Las monedas latinoamericanas han generado este año los mayores retornos en estrategias de carry trade dentro de los mercados emergentes. Una estrategia que toma préstamos en dólares e invierte en pesos colombianos acumula un retorno del 21%; otra enfocada en el real brasileño gana un 12.7%, y una basada en el peso argentino avanza un 12.6%. En contraste, las estrategias que compran zlotys polacos, rupias indonesias y bahts tailandeses pierden al menos un 5%.
La volatilidad cambiaria global aumentó cuando comenzó la guerra con Irán a fines de febrero, pero desde entonces ha seguido una tendencia descendente. Un indicador de volatilidad implícita a un mes para monedas de mercados emergentes cayó el jueves a su nivel más bajo desde enero, según un índice de JPMorgan Chase & Co. El indicador ha retrocedido a medida que los bancos centrales han buscado contener movimientos excesivos de las monedas y las tensiones comerciales se han moderado.

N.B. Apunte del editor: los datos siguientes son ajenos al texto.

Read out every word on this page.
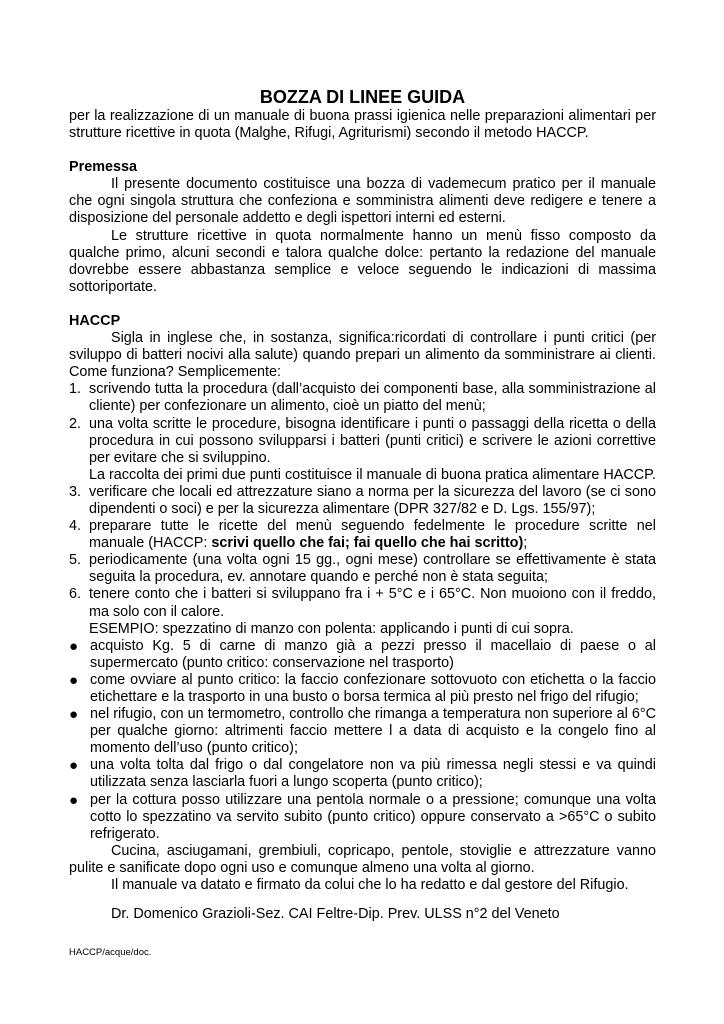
BOZZA DI LINEE GUIDA

per la realizzazione di un manuale di buona prassi igienica nelle preparazioni alimentari per strutture ricettive in quota (Malghe, Rifugi, Agriturismi) secondo il metodo HACCP.

Premessa

Il presente documento costituisce una bozza di vademecum pratico per il manuale che ogni singola struttura che confeziona e somministra alimenti deve redigere e tenere a disposizione del personale addetto e degli ispettori interni ed esterni.

Le strutture ricettive in quota normalmente hanno un menù fisso composto da qualche primo, alcuni secondi e talora qualche dolce: pertanto la redazione del manuale dovrebbe essere abbastanza semplice e veloce seguendo le indicazioni di massima sottoriportate.

HACCP

Sigla in inglese che, in sostanza, significa:ricordati di controllare i punti critici (per sviluppo di batteri nocivi alla salute) quando prepari un alimento da somministrare ai clienti. Come funziona? Semplicemente:

1. scrivendo tutta la procedura (dall’acquisto dei componenti base, alla somministrazione al cliente) per confezionare un alimento, cioè un piatto del menù;
2. una volta scritte le procedure, bisogna identificare i punti o passaggi della ricetta o della procedura in cui possono svilupparsi i batteri (punti critici) e scrivere le azioni correttive per evitare che si sviluppino.
La raccolta dei primi due punti costituisce il manuale di buona pratica alimentare HACCP.
3. verificare che locali ed attrezzature siano a norma per la sicurezza del lavoro (se ci sono dipendenti o soci) e per la sicurezza alimentare (DPR 327/82 e D. Lgs. 155/97);
4. preparare tutte le ricette del menù seguendo fedelmente le procedure scritte nel manuale (HACCP: scrivi quello che fai; fai quello che hai scritto);
5. periodicamente (una volta ogni 15 gg., ogni mese) controllare se effettivamente è stata seguita la procedura, ev. annotare quando e perché non è stata seguita;
6. tenere conto che i batteri si sviluppano fra i + 5°C e i 65°C. Non muoiono con il freddo, ma solo con il calore.
ESEMPIO: spezzatino di manzo con polenta: applicando i punti di cui sopra.
● acquisto Kg. 5 di carne di manzo già a pezzi presso il macellaio di paese o al supermercato (punto critico: conservazione nel trasporto)
● come ovviare al punto critico: la faccio confezionare sottovuoto con etichetta o la faccio etichettare e la trasporto in una busto o borsa termica al più presto nel frigo del rifugio;
● nel rifugio, con un termometro, controllo che rimanga a temperatura non superiore al 6°C per qualche giorno: altrimenti faccio mettere l a data di acquisto e la congelo fino al momento dell’uso (punto critico);
● una volta tolta dal frigo o dal congelatore non va più rimessa negli stessi e va quindi utilizzata senza lasciarla fuori a lungo scoperta (punto critico);
● per la cottura posso utilizzare una pentola normale o a pressione; comunque una volta cotto lo spezzatino va servito subito (punto critico) oppure conservato a >65°C o subito refrigerato.

Cucina, asciugamani, grembiuli, copricapo, pentole, stoviglie e attrezzature vanno pulite e sanificate dopo ogni uso e comunque almeno una volta al giorno.

Il manuale va datato e firmato da colui che lo ha redatto e dal gestore del Rifugio.

Dr. Domenico Grazioli-Sez. CAI Feltre-Dip. Prev. ULSS n°2 del Veneto
HACCP/acque/doc.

Una menor volatilidad es fundamental para las estrategias de carry, ya que evita que la ventaja de las tasas de interés quede anulada por movimientos adversos del tipo de cambio.

El real brasileño encabeza a todas las monedas de mercados emergentes en la métrica de carry ajustado por riesgo, con una puntuación actual de 1.33, según una lista de 27 monedas elaborada por Bloomberg. El peso colombiano ocupa el tercer lugar con 1.31 y el peso mexicano el quinto con 0.91. La relación se calcula a partir de la diferencia entre las tasas de interés a tres meses de la moneda objetivo y la moneda de financiamiento, dividida por su volatilidad implícita.

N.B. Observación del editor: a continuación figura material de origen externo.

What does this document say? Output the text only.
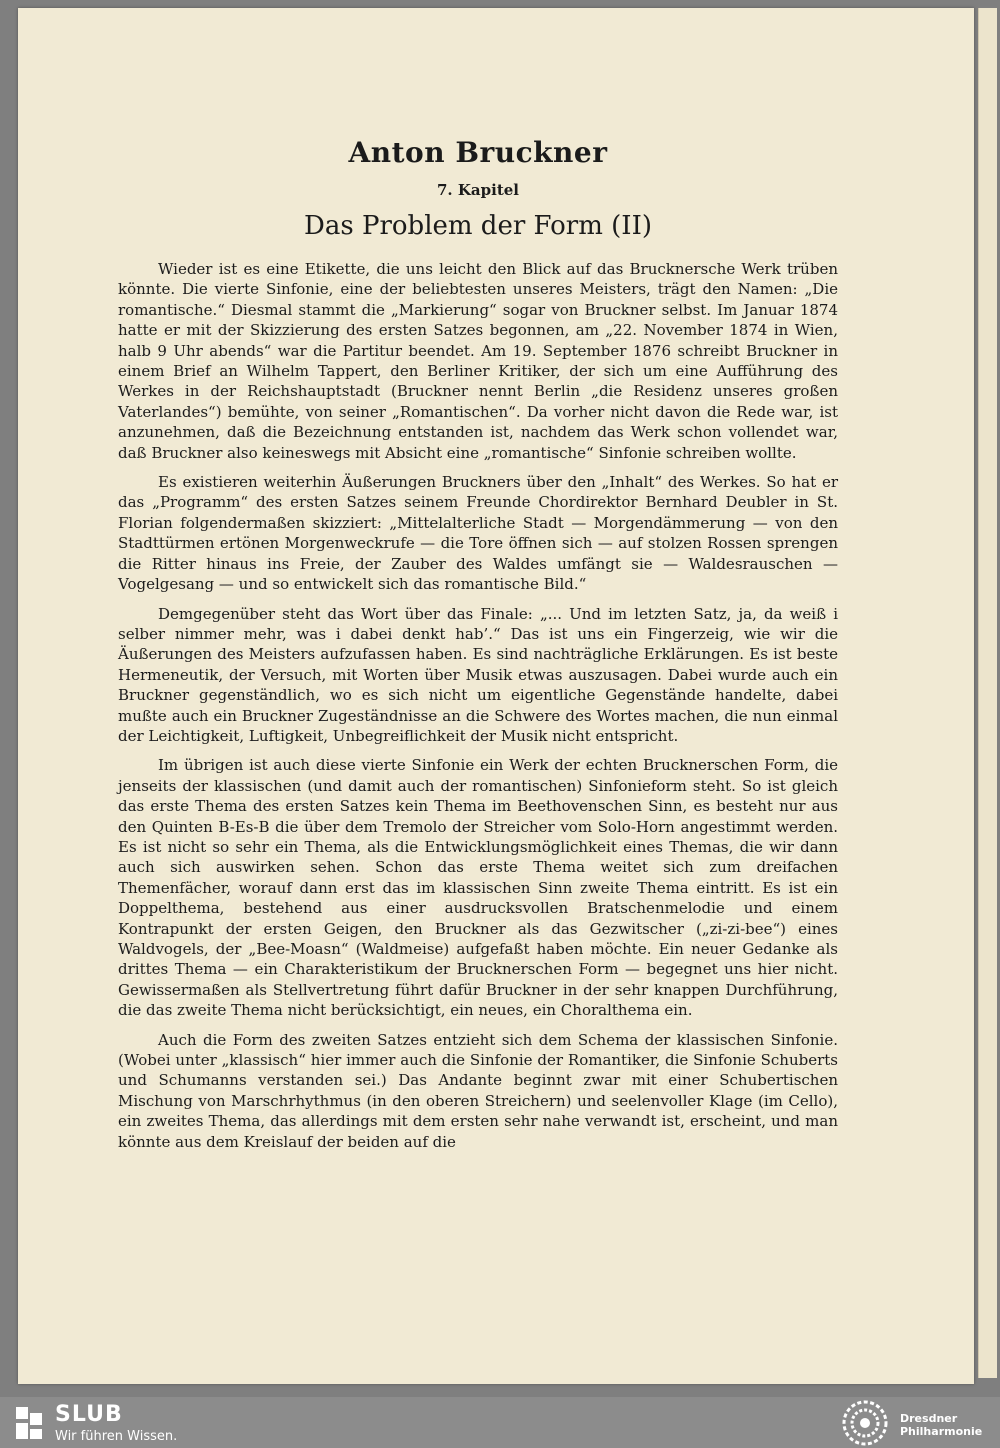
Anton Bruckner
7. Kapitel
Das Problem der Form (II)

Wieder ist es eine Etikette, die uns leicht den Blick auf das Brucknersche Werk trüben könnte. Die vierte Sinfonie, eine der beliebtesten unseres Meisters, trägt den Namen: „Die romantische.“ Diesmal stammt die „Markierung“ sogar von Bruckner selbst. Im Januar 1874 hatte er mit der Skizzierung des ersten Satzes begonnen, am „22. November 1874 in Wien, halb 9 Uhr abends“ war die Partitur beendet. Am 19. September 1876 schreibt Bruckner in einem Brief an Wilhelm Tappert, den Berliner Kritiker, der sich um eine Aufführung des Werkes in der Reichshauptstadt (Bruckner nennt Berlin „die Residenz unseres großen Vaterlandes“) bemühte, von seiner „Romantischen“. Da vorher nicht davon die Rede war, ist anzunehmen, daß die Bezeichnung entstanden ist, nachdem das Werk schon vollendet war, daß Bruckner also keineswegs mit Absicht eine „romantische“ Sinfonie schreiben wollte.

Es existieren weiterhin Äußerungen Bruckners über den „Inhalt“ des Werkes. So hat er das „Programm“ des ersten Satzes seinem Freunde Chordirektor Bernhard Deubler in St. Florian folgendermaßen skizziert: „Mittelalterliche Stadt — Morgendämmerung — von den Stadttürmen ertönen Morgenweckrufe — die Tore öffnen sich — auf stolzen Rossen sprengen die Ritter hinaus ins Freie, der Zauber des Waldes umfängt sie — Waldesrauschen — Vogelgesang — und so entwickelt sich das romantische Bild.“

Demgegenüber steht das Wort über das Finale: „... Und im letzten Satz, ja, da weiß i selber nimmer mehr, was i dabei denkt hab’.“ Das ist uns ein Fingerzeig, wie wir die Äußerungen des Meisters aufzufassen haben. Es sind nachträgliche Erklärungen. Es ist beste Hermeneutik, der Versuch, mit Worten über Musik etwas auszusagen. Dabei wurde auch ein Bruckner gegenständlich, wo es sich nicht um eigentliche Gegenstände handelte, dabei mußte auch ein Bruckner Zugeständnisse an die Schwere des Wortes machen, die nun einmal der Leichtigkeit, Luftigkeit, Unbegreiflichkeit der Musik nicht entspricht.

Im übrigen ist auch diese vierte Sinfonie ein Werk der echten Brucknerschen Form, die jenseits der klassischen (und damit auch der romantischen) Sinfonieform steht. So ist gleich das erste Thema des ersten Satzes kein Thema im Beethovenschen Sinn, es besteht nur aus den Quinten B-Es-B die über dem Tremolo der Streicher vom Solo-Horn angestimmt werden. Es ist nicht so sehr ein Thema, als die Entwicklungsmöglichkeit eines Themas, die wir dann auch sich auswirken sehen. Schon das erste Thema weitet sich zum dreifachen Themenfächer, worauf dann erst das im klassischen Sinn zweite Thema eintritt. Es ist ein Doppelthema, bestehend aus einer ausdrucksvollen Bratschenmelodie und einem Kontrapunkt der ersten Geigen, den Bruckner als das Gezwitscher („zi-zi-bee“) eines Waldvogels, der „Bee-Moasn“ (Waldmeise) aufgefaßt haben möchte. Ein neuer Gedanke als drittes Thema — ein Charakteristikum der Brucknerschen Form — begegnet uns hier nicht. Gewissermaßen als Stellvertretung führt dafür Bruckner in der sehr knappen Durchführung, die das zweite Thema nicht berücksichtigt, ein neues, ein Choralthema ein.

Auch die Form des zweiten Satzes entzieht sich dem Schema der klassischen Sinfonie. (Wobei unter „klassisch“ hier immer auch die Sinfonie der Romantiker, die Sinfonie Schuberts und Schumanns verstanden sei.) Das Andante beginnt zwar mit einer Schubertischen Mischung von Marschrhythmus (in den oberen Streichern) und seelenvoller Klage (im Cello), ein zweites Thema, das allerdings mit dem ersten sehr nahe verwandt ist, erscheint, und man könnte aus dem Kreislauf der beiden auf die

SLUB
Wir führen Wissen.
Dresdner
Philharmonie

También influyen factores propios de los mercados locales, especialmente en Colombia y Brasil, que favorecen movimientos independientes del conflicto externo, según Brendan McKenna, estratega de monedas y tasas latinoamericanas de Societe Generale.
“La situación particular de Colombia es positiva gracias al resultado promercado de las elecciones y a un banco central que aún apunta a seguir elevando las tasas de interés”, dijo McKenna. “En Brasil ocurre lo contrario, en nuestra opinión. La política interna podría evolucionar hacia un escenario menos favorable para el mercado, mientras que el Banco Central de Brasil podría comenzar a recortar las tasas tan pronto como en agosto”.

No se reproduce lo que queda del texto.